It’s not clear whether the old Chinese adage, ‘May you live in interesting times’, is a curse or a benediction but, either way, an interesting year lies ahead for West Belfast.

Readers can certainly expect to be buffeted by the headwinds of a turbulent economy over the next 12 months as there’s little sign of respite and little sign that either government in Dublin or London has the faintest idea of how to turn things round; the masters of the two ships of state have simply tied themselves to the wheel until the weather eases.

Jobless levels seem certain to rise –  with our West Belfast youth, as ever, being disproportionately affected – as more companies up sticks and move off-shore or simply decide to pull down the shutters for good.

In some ways, crippling unemployment levels are nothing new to West Belfast –  they were bequeathed to this community by partition and were as much to do with religious discrimination as with the economic climate.

Nevertheless, it was to be hoped that with a raft of fair employment laws, the demise of the old, unionist-only smokestack industries, and the emergence of highly-educated generations of nationalists, joblessness would be consigned to history. Or at the very least that that process would have got under way.

That’s clearly not the case, however. It’s not just that the global economic turmoil has wreaked havoc with the job prospects of our young, but West Belfast has also been failed by successive administrations (in which nationalists of all stripes were strongly represented) since the ceasefires of 1994. Indeed, while jobs and opportunity continued to be directed to the historically prosperous East and South of the city throughout the past decade, West Belfast  lost out to this double whammy of economic recession and a dearth of investment.

There are signs, however, that the tide is turning. The £80m Casement Park development, if managed to promote maximum local employment and local procurement, could turn out to be an economic game-changer for West Belfast. At a time when many construction workers are being forced to choose exile over unemployment, the new Casement stadium could provide hundreds of jobs and spark additional investment in, for example, a hotel or a new Andersonstown Leisure Centre.

Again, plans for an innovation centre at the Springfield peaceline where Mackie’s engineering works (with its 98 per cent unionist workforce) once stood give similar cause for optimism.

What is clear is that the solution to our economic woes, if it is to come, will most likely come from within this ebullient community.

The West Belfast Taxi Association, providing over 200 jobs and now in its fifth decade, is just one example of what can be achieved when ordinary people put their shoulder to the wheel.
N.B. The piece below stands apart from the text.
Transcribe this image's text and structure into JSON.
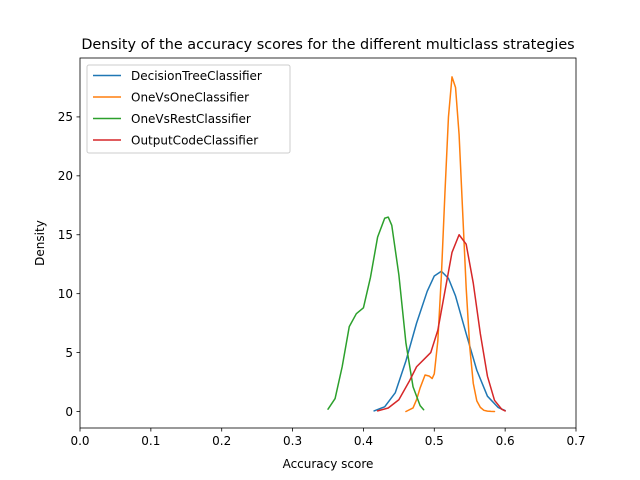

An Chultúrlann, Belfast’s most successful cultural centre in a city where Irish – until this Christmas at City Hall – was deemed an invisible language, is another shining beacon of the new West Belfast.

We have no doubt that in a shared, peaceful Belfast, other equally inspirational projects can blossom and prosper.

All it requires, as we start another interesting  year, is for West Belfast to be given a fair crack of the whip.